In a new post on X by @eisneim who said they had received confirmation of a 96GB version of the GeForce RTX 4090, and that this modded card isn't in mass production but in the testing phase. Once it's passed the testing phase, it could be released onto the market as a cheaper alternative to workstation-class RTX series GPUs thanks to its huge 96GB of VRAM.
This isn't guaranteed just yet, but with Chinese companies modding the GeForce RTX 4090D from 24GB to 48GB, and the RTX 4080 from 16GB to 32GB, the idea of an RTX 4090 or RTX 4090D modded to 96GB would be a huge deal.

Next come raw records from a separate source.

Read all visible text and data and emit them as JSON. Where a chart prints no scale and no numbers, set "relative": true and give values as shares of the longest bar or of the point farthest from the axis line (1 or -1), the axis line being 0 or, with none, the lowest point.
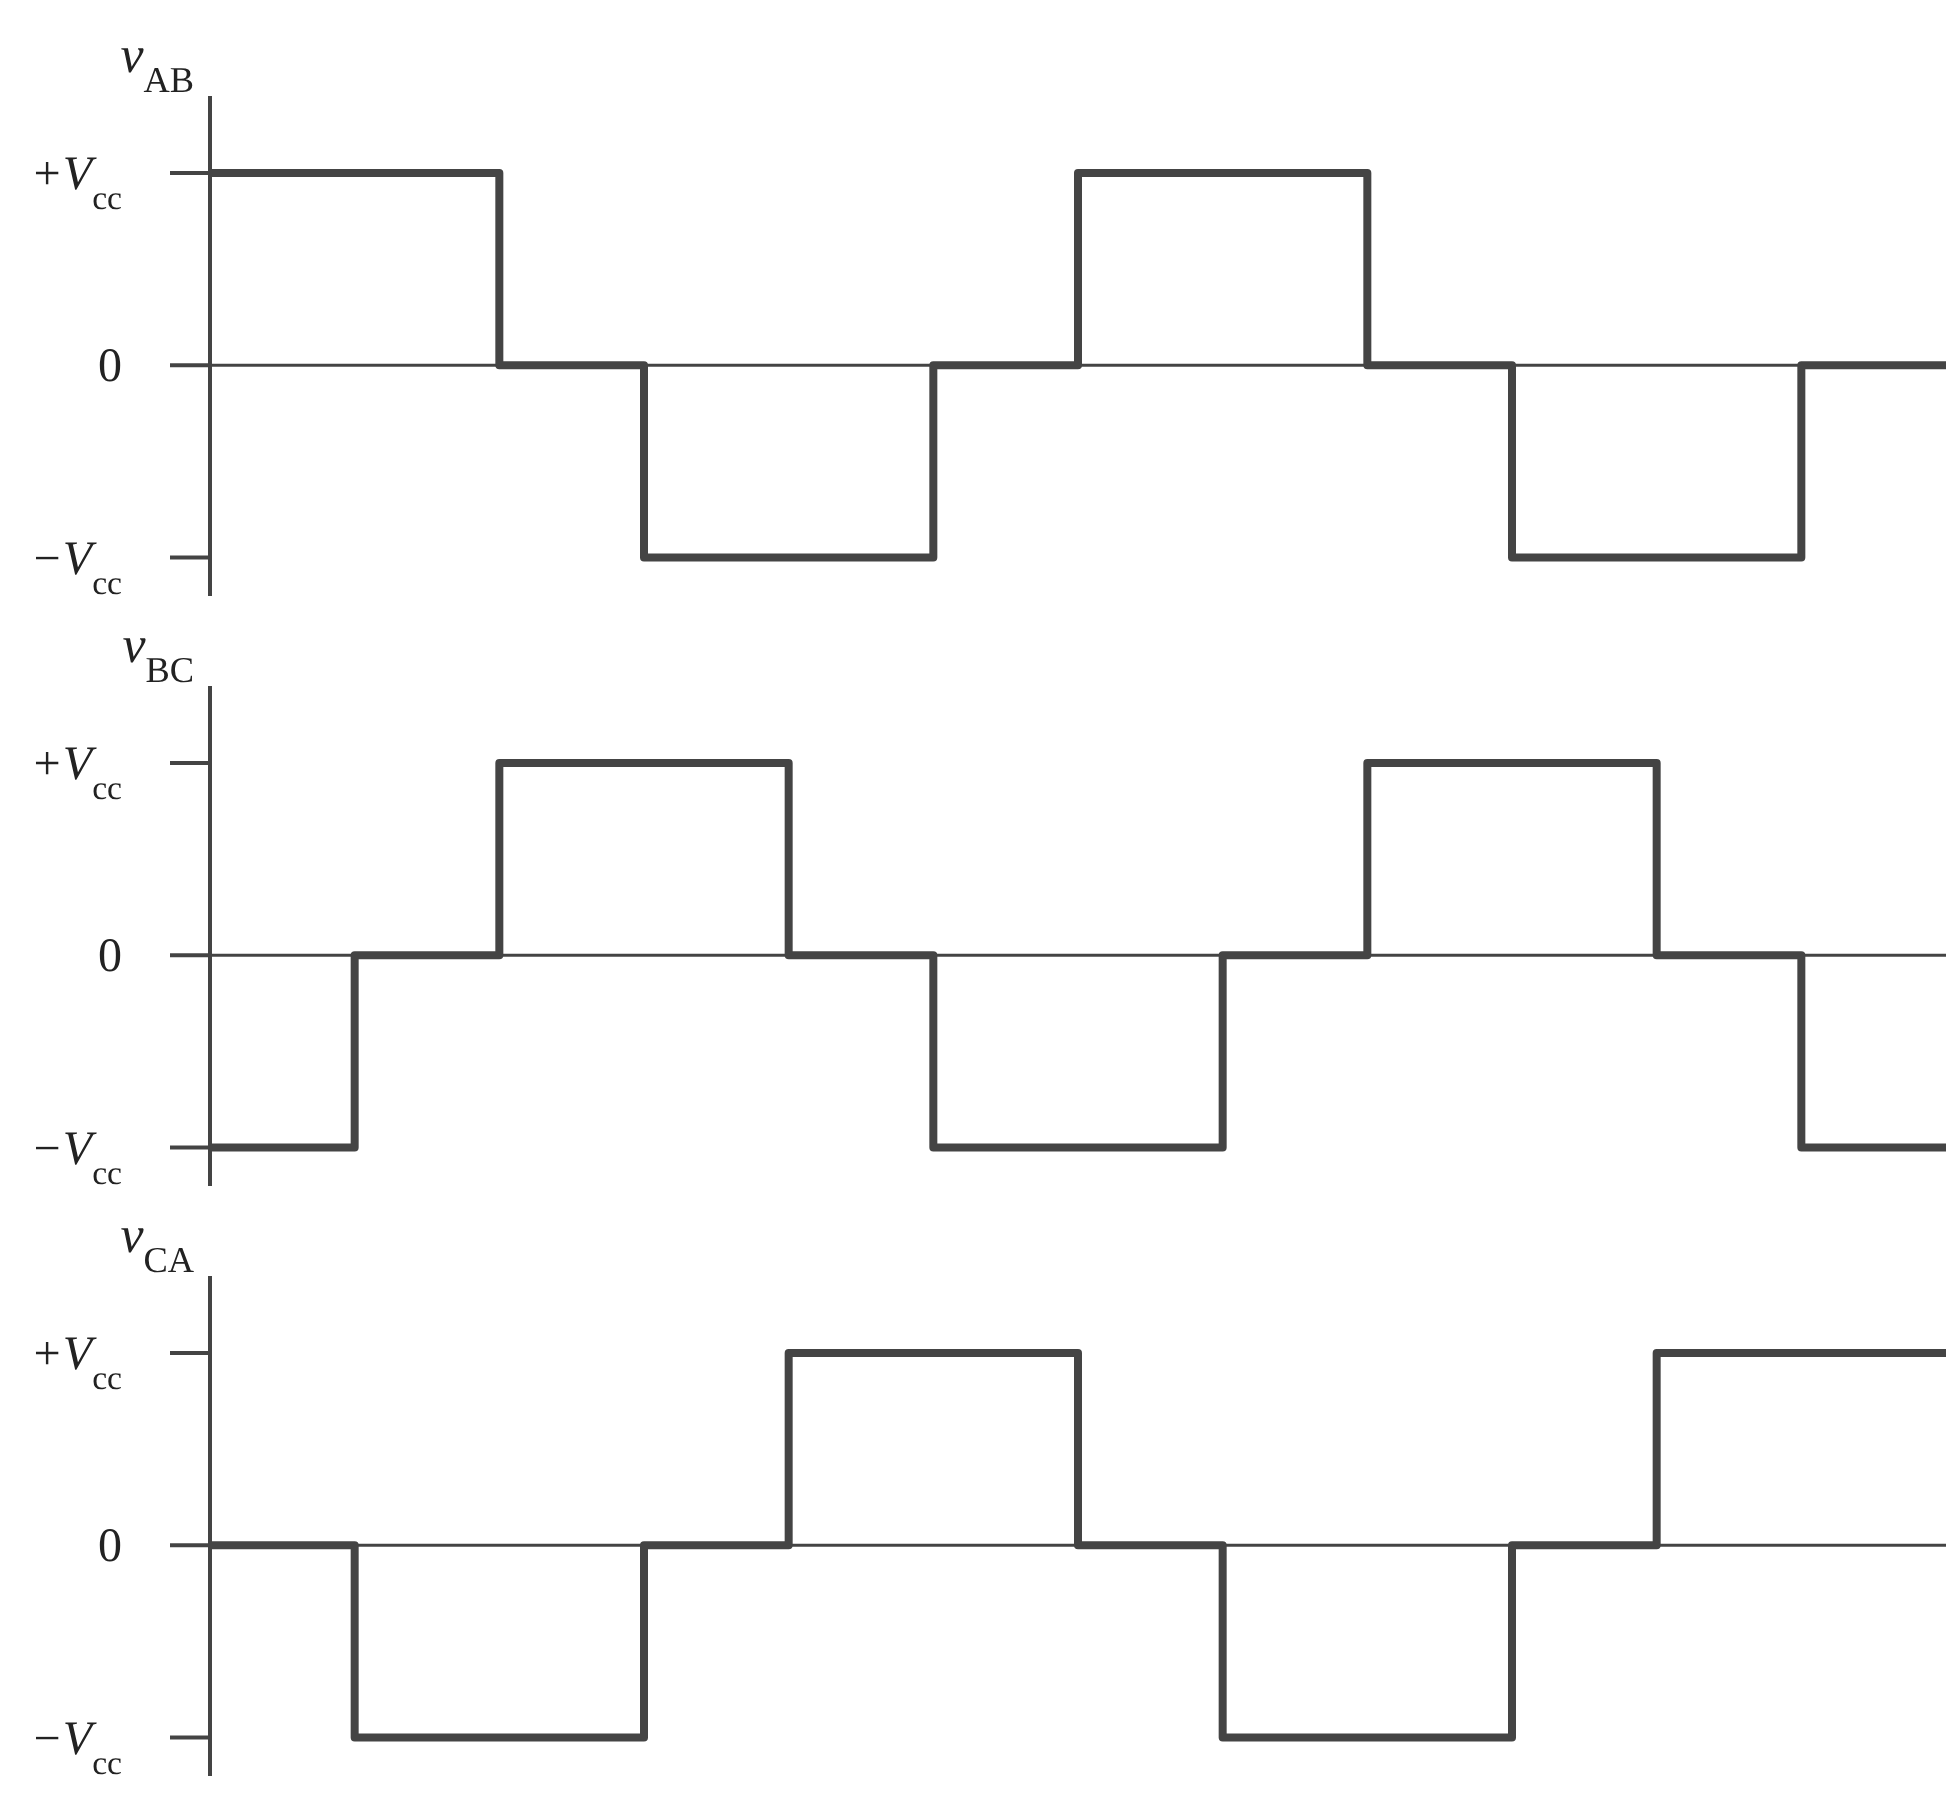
{
  "chart_data": [
    {
      "type": "step",
      "relative": true,
      "ylabel": "v$_{AB}$",
      "categories": [
        null,
        null,
        null,
        null,
        null,
        null,
        null,
        null,
        null,
        null,
        null,
        null,
        null
      ],
      "tick_labels": "y",
      "annotations": [
        "+V$_{cc}$",
        "0",
        "−V$_{cc}$"
      ],
      "ref_lines": [
        {
          "axis": "y",
          "value": 0,
          "color": "#444444"
        }
      ],
      "series": [
        {
          "color": "#444444",
          "values": [
            1,
            1,
            0,
            -1,
            -1,
            0,
            1,
            1,
            0,
            -1,
            -1,
            0,
            0
          ]
        }
      ]
    },
    {
      "type": "step",
      "relative": true,
      "ylabel": "v$_{BC}$",
      "categories": [
        null,
        null,
        null,
        null,
        null,
        null,
        null,
        null,
        null,
        null,
        null,
        null,
        null
      ],
      "tick_labels": "y",
      "annotations": [
        "+V$_{cc}$",
        "0",
        "−V$_{cc}$"
      ],
      "ref_lines": [
        {
          "axis": "y",
          "value": 0,
          "color": "#444444"
        }
      ],
      "series": [
        {
          "color": "#444444",
          "values": [
            -1,
            0,
            1,
            1,
            0,
            -1,
            -1,
            0,
            1,
            1,
            0,
            -1,
            -1
          ]
        }
      ]
    },
    {
      "type": "step",
      "relative": true,
      "ylabel": "v$_{CA}$",
      "categories": [
        null,
        null,
        null,
        null,
        null,
        null,
        null,
        null,
        null,
        null,
        null,
        null,
        null
      ],
      "tick_labels": "y",
      "annotations": [
        "+V$_{cc}$",
        "0",
        "−V$_{cc}$"
      ],
      "ref_lines": [
        {
          "axis": "y",
          "value": 0,
          "color": "#444444"
        }
      ],
      "series": [
        {
          "color": "#444444",
          "values": [
            0,
            -1,
            -1,
            0,
            1,
            1,
            0,
            -1,
            -1,
            0,
            1,
            1,
            1
          ]
        }
      ]
    }
  ]
}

In a reply to the post on X, a user said that one of the factories is selling an RTX 4090 with 48GB of VRAM, and that the 96GB version isn't possible. The OP was informed that this is a different factory doing different things, and that making an RTX 4090 with 96GB of VRAM isn't hard.

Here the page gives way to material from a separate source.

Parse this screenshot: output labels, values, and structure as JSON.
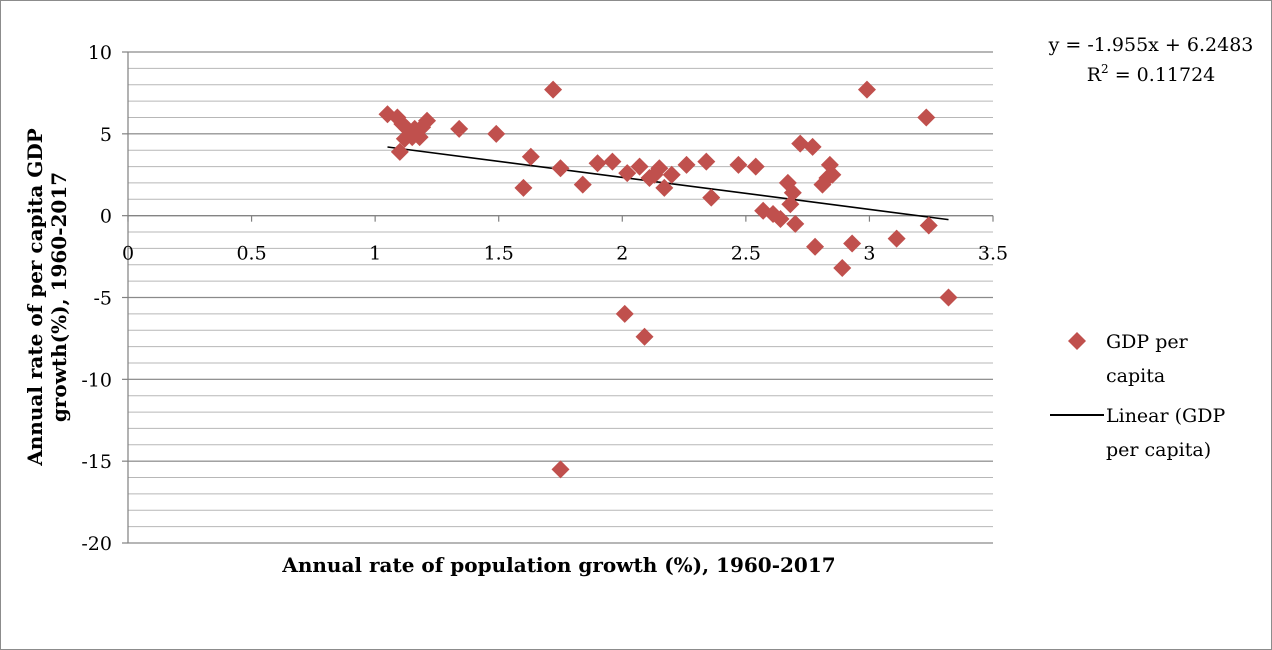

- Read more: Chinese AI, cloud firms add VRAM to RTX 40 series GPUs: RTX 4090D with 48GB, RTX 4080 with 32GB
A modded RTX 4090 with 48GB or the monster 96GB of GDDR6X memory won't be guaranteed with stability over time, and due to the large amount of VRAM, the RTX 4090 with 96GB would cost twice as much as the RTX 4090 48GB card.
The RTX 4090 ships with a 384-bit memory bus so you would need at least 4GB GDDR6X memory modules in order to hit 96GB on a custom PCB with 12 channels. There are no 4GB modules of GDDR6X memory on the market, as they're limited to 2GB, but one user said the manufacturer making the RTX 4090 96GB card does have 4GB modules, but that's just hearsay... we don't know who, or where from in a world where they don't exist.

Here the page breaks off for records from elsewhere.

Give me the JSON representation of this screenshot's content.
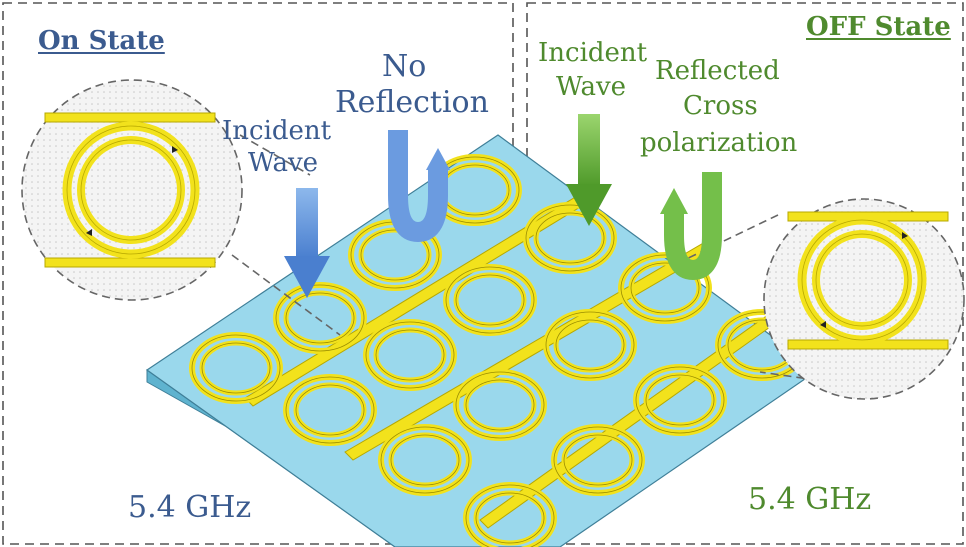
{
  "on_panel": {
    "title": "On State",
    "incident_line1": "Incident",
    "incident_line2": "Wave",
    "reflection_line1": "No",
    "reflection_line2": "Reflection",
    "frequency": "5.4 GHz"
  },
  "off_panel": {
    "title": "OFF State",
    "incident_line1": "Incident",
    "incident_line2": "Wave",
    "reflected_line1": "Reflected",
    "reflected_line2": "Cross",
    "reflected_line3": "polarization",
    "frequency": "5.4 GHz"
  },
  "colors": {
    "on_text": "#3b5b8f",
    "off_text": "#4f8a2e",
    "substrate": "#8fd3e8",
    "metal": "#f2e21c",
    "blue_arrow": "#5b8fd6",
    "green_arrow": "#6bb543"
  }
}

96GB of VRAM is a huge win for AI workloads and users who don't want to spend considerably more on an AI-specific GPU like the NVIDIA H100 or H200, but considering there's no long-term guarantee because it's a modded card doing something it wasn't built for (24GB versus 96GB VRAM), the concerns of that when spending thousands of dollars per GPU and probably wanting many of these for an AI GPU farm... yeah, it feels a bit sketchy.
Still, I'm a huge nerd and seeing 96GB of VRAM on the RTX 4090 would be awesome to see, no matter that.